James Mullins, Head of Buy-out Solutions at Hymans Robertson, comments:
Our analysis shows that insurance companies and banks have taken on the risks associated with over £50 billion of pension scheme liabilities since 2006/2007. With the pipelines in this market looking strong, and with increasing demand, we expect this figure to rise to £100bn before the end of 2017. Buy-ins and buy-outs covered around £4.5bn of pension scheme liabilities in 2012 and the pricing of deals continues to look attractive in the current market. In addition to this, as banks and insurers offer more flexibility, deals will become increasingly affordable for many UK pension schemes. It is a similar story in the longevity hedging market. Our clients are finding that the competition in the market is leading to some attractive pricing for removing longevity risk and this is a key driver for the recent level of longevity swap activity. We anticipate that this pace of activity will continue to accelerate and expect to see a number of large transactions complete this year. Given the competitive market conditions, it is no surprise that we have seen several FTSE 100 companies complete risk transfer deals for their pension schemes in recent months. We expect to see this trend continue and anticipate that half of all FTSE 100 companies will have completed a pension scheme risk transfer deal by 2017. Our report shows that almost half of all buy-in and buy-out deals, by value, in 2012 were completed in Q4. The market will be further buoyed as demand for pension scheme risk transfer becomes a key consideration for scheme trustees. Many trustees are now working towards a secondary 'self-sufficiency' funding target which they are then using as a benchmark to measure risk. Putting in place a longer-term strategy can also ensure that trustees are ready and able to make decisions quickly, to capture any short term opportunities to reduce risk when market conditions improve.

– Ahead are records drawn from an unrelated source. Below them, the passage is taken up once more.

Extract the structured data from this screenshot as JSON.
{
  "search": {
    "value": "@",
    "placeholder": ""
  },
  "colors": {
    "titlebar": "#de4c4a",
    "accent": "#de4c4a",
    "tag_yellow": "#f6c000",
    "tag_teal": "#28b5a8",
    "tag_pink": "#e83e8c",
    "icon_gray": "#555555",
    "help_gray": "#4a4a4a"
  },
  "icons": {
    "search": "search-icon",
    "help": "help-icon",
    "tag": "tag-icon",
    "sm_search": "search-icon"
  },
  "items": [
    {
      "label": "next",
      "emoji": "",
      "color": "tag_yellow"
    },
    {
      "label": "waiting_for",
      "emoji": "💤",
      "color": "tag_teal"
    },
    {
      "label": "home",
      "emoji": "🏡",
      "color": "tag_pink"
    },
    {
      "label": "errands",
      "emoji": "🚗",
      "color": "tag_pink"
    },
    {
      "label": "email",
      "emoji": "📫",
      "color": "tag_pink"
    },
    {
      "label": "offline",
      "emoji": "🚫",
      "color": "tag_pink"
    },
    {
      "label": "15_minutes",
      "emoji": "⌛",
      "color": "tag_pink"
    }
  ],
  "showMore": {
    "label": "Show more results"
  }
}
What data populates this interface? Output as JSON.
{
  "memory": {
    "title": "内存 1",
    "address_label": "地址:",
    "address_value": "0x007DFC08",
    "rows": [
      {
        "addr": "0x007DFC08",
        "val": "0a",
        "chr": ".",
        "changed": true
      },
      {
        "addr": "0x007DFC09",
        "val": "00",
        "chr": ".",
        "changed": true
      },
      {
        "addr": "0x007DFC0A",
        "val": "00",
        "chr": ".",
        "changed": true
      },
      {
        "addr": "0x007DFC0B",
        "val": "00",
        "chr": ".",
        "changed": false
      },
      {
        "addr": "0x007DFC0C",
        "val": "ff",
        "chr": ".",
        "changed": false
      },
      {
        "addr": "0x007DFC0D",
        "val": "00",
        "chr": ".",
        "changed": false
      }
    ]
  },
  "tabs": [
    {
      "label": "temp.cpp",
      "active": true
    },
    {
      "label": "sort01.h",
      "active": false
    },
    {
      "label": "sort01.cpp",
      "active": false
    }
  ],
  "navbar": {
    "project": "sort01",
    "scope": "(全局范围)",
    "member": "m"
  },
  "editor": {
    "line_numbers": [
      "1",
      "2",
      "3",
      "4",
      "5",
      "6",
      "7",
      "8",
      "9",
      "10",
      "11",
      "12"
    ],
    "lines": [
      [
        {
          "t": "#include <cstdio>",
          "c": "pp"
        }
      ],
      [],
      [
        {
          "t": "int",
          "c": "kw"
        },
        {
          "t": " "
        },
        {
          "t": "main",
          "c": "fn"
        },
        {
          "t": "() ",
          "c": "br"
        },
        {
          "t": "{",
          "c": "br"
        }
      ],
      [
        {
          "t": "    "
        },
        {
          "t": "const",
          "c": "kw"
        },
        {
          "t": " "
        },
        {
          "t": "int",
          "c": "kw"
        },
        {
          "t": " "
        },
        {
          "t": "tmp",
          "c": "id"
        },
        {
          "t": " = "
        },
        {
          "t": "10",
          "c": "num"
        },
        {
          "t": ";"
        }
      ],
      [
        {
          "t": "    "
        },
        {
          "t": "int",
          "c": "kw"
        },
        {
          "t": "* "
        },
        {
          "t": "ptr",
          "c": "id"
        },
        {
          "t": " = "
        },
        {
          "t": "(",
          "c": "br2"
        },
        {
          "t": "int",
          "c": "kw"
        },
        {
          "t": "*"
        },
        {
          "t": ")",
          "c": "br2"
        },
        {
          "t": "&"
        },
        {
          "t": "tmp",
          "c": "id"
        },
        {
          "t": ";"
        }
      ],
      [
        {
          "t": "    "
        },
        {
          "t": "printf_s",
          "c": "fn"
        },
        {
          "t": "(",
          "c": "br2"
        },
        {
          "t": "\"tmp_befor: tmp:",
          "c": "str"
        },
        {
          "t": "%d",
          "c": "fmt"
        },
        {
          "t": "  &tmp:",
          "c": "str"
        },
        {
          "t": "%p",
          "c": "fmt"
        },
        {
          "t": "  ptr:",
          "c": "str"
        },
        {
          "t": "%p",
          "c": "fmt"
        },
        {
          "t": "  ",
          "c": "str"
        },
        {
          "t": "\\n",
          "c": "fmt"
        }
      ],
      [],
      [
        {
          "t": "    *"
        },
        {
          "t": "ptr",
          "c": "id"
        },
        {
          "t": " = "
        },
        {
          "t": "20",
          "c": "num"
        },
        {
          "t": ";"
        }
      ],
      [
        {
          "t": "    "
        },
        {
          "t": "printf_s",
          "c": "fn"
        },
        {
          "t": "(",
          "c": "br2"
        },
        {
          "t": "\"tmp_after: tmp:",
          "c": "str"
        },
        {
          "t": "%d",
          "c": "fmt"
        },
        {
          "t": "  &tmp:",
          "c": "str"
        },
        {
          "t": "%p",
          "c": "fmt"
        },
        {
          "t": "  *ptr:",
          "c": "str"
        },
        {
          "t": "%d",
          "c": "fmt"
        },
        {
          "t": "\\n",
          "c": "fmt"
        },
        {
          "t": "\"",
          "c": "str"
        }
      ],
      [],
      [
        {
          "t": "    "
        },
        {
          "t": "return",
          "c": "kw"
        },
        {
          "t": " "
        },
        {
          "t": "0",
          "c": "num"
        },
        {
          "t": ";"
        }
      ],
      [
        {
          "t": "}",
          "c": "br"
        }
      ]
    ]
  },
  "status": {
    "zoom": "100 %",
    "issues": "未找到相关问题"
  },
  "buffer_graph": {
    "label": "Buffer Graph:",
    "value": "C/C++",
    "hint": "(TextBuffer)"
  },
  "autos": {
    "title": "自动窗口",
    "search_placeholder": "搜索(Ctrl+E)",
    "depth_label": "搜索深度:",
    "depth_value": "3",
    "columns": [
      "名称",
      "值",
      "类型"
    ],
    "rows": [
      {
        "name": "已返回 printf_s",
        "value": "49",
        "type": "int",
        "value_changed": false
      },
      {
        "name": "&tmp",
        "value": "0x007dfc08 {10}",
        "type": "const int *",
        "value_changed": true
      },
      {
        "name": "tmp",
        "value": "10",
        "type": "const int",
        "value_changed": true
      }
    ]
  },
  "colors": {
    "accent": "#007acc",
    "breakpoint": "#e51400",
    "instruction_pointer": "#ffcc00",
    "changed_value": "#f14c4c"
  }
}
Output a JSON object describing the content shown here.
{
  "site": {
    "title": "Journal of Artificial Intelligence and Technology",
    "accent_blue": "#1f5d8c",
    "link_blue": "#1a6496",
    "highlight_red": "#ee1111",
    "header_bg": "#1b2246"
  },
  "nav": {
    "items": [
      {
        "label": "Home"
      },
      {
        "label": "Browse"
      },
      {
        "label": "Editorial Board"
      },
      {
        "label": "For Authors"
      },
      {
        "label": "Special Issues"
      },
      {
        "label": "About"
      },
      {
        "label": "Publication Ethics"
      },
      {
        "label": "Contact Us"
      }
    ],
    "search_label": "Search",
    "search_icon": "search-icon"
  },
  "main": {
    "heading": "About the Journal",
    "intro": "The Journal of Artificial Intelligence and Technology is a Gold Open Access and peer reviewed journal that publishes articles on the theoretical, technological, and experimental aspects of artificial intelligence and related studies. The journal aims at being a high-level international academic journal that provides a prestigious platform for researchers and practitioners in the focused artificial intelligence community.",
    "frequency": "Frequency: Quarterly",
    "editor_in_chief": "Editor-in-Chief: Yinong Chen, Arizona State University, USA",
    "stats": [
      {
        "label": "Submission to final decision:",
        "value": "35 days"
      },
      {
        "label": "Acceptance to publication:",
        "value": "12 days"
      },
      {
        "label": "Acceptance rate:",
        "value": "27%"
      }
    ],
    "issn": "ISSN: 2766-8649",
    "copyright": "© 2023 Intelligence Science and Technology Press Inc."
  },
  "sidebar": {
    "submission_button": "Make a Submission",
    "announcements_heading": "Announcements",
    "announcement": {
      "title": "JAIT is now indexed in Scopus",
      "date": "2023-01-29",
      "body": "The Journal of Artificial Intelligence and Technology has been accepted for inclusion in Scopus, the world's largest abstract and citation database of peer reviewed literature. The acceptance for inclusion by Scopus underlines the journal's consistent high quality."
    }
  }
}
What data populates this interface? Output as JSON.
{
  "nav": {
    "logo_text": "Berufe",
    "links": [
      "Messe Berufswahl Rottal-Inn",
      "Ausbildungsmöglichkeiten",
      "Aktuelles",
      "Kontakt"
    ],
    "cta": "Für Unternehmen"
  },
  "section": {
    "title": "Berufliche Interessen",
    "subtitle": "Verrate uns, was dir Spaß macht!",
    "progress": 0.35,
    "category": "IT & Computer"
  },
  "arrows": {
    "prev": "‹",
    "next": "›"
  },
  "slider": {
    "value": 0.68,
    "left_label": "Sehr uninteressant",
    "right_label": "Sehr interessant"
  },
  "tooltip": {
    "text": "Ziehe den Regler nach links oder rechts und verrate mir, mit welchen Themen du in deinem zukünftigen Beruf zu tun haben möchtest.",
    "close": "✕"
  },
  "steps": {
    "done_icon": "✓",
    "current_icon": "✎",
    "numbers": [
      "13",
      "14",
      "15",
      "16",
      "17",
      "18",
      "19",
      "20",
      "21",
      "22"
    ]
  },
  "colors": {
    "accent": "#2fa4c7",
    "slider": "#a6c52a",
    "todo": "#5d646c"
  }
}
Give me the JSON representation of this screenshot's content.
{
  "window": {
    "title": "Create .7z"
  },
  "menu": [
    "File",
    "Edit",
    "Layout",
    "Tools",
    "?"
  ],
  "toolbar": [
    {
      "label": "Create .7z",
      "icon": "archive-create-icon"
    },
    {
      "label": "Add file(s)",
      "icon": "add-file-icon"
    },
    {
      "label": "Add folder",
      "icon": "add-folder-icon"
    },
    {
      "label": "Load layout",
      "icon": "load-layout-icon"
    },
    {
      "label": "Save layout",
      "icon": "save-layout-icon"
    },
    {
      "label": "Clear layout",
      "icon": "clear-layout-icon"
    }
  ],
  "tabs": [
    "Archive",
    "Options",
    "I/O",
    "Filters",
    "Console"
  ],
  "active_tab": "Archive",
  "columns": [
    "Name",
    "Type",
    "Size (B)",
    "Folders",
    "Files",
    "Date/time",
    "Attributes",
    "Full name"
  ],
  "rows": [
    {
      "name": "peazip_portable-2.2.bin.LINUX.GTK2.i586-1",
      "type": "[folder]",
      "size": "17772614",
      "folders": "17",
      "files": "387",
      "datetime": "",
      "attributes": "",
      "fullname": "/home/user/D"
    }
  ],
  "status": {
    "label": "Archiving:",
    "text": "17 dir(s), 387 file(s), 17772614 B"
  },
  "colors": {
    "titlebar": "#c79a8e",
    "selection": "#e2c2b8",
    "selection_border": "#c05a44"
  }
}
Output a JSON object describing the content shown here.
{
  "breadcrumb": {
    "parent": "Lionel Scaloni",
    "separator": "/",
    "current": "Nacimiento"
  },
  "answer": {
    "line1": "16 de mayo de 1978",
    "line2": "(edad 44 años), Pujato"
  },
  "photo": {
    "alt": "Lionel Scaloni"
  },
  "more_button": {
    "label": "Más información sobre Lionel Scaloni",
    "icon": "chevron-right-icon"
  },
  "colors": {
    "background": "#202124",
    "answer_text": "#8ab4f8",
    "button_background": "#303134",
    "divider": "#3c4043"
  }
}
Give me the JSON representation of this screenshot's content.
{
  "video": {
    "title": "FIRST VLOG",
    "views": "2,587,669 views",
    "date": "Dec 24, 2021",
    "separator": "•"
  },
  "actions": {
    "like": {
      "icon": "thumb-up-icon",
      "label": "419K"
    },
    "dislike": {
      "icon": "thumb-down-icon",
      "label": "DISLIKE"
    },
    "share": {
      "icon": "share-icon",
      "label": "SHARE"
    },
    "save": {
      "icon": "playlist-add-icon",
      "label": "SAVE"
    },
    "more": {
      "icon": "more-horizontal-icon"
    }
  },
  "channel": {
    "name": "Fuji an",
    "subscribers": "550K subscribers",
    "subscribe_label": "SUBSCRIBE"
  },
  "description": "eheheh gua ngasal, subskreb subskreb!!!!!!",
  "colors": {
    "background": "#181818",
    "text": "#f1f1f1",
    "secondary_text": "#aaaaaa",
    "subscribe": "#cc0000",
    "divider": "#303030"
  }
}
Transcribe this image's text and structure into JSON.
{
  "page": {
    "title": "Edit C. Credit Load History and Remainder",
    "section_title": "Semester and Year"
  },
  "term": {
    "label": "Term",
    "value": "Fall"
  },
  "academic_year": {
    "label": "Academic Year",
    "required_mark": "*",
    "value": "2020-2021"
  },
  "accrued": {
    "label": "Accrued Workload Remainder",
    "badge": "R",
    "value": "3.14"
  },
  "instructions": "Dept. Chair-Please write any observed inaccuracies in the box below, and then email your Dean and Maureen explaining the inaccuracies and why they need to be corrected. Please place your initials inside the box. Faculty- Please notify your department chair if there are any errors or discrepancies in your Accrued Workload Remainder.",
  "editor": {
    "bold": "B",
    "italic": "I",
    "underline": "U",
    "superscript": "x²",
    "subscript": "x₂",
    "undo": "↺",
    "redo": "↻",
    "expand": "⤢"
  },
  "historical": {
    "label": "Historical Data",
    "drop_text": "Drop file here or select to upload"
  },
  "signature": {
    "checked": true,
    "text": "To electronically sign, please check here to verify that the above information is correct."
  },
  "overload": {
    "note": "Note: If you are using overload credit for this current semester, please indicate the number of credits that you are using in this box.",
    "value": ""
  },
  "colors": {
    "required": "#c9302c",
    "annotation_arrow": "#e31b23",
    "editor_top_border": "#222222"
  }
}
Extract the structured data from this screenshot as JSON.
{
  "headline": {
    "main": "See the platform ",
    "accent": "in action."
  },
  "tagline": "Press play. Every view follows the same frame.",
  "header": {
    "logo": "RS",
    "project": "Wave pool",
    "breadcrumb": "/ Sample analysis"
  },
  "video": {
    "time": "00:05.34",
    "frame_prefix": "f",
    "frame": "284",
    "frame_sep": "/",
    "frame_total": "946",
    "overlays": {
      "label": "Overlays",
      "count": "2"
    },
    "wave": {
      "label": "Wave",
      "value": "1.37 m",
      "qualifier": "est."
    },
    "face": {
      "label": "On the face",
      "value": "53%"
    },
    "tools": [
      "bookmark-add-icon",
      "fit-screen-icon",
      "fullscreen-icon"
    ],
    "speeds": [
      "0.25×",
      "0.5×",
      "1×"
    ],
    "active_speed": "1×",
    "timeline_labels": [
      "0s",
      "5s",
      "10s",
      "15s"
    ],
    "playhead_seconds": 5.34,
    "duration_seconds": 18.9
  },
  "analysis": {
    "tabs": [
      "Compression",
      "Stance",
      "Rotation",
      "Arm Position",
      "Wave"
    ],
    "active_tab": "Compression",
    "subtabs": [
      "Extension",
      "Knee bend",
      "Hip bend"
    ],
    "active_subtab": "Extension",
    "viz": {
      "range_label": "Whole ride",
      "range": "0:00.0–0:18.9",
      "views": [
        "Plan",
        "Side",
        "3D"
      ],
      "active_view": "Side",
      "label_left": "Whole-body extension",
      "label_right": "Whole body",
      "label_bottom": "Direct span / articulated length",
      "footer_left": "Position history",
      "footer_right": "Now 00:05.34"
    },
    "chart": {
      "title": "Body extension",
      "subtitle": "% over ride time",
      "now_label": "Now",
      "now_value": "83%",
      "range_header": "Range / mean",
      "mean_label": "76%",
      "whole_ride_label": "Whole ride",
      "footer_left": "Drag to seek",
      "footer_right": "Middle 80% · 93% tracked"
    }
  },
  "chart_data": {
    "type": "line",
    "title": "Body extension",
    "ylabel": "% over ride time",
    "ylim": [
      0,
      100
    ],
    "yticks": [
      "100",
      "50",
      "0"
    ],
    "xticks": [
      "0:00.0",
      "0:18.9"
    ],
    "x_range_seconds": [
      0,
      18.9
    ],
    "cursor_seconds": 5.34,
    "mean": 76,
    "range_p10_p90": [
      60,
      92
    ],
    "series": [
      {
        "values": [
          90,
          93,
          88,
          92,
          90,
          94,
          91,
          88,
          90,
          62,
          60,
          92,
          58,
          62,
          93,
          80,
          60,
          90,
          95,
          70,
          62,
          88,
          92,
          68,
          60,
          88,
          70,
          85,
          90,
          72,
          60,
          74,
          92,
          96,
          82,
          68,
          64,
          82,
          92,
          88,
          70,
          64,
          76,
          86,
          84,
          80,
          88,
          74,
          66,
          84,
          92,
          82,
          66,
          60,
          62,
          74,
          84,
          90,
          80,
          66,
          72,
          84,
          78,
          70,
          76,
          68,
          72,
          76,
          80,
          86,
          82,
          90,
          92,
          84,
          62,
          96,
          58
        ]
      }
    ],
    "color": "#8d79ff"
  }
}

The report shows that the buy-in and buy-out market in 2012 was dominated by Aviva, Legal & General, MetLife, Pension Insurance Corporation, Prudential and Rothesay Life. Pension Insurance Corporation led the field with 32.7 per cent market share (by value).
James Mullins adds:
While there has been consolidation in the buy-in and buy-out markets in recent years, the increased demand for pension schemes to transfer their risks may lead to new providers entering the market in 2013.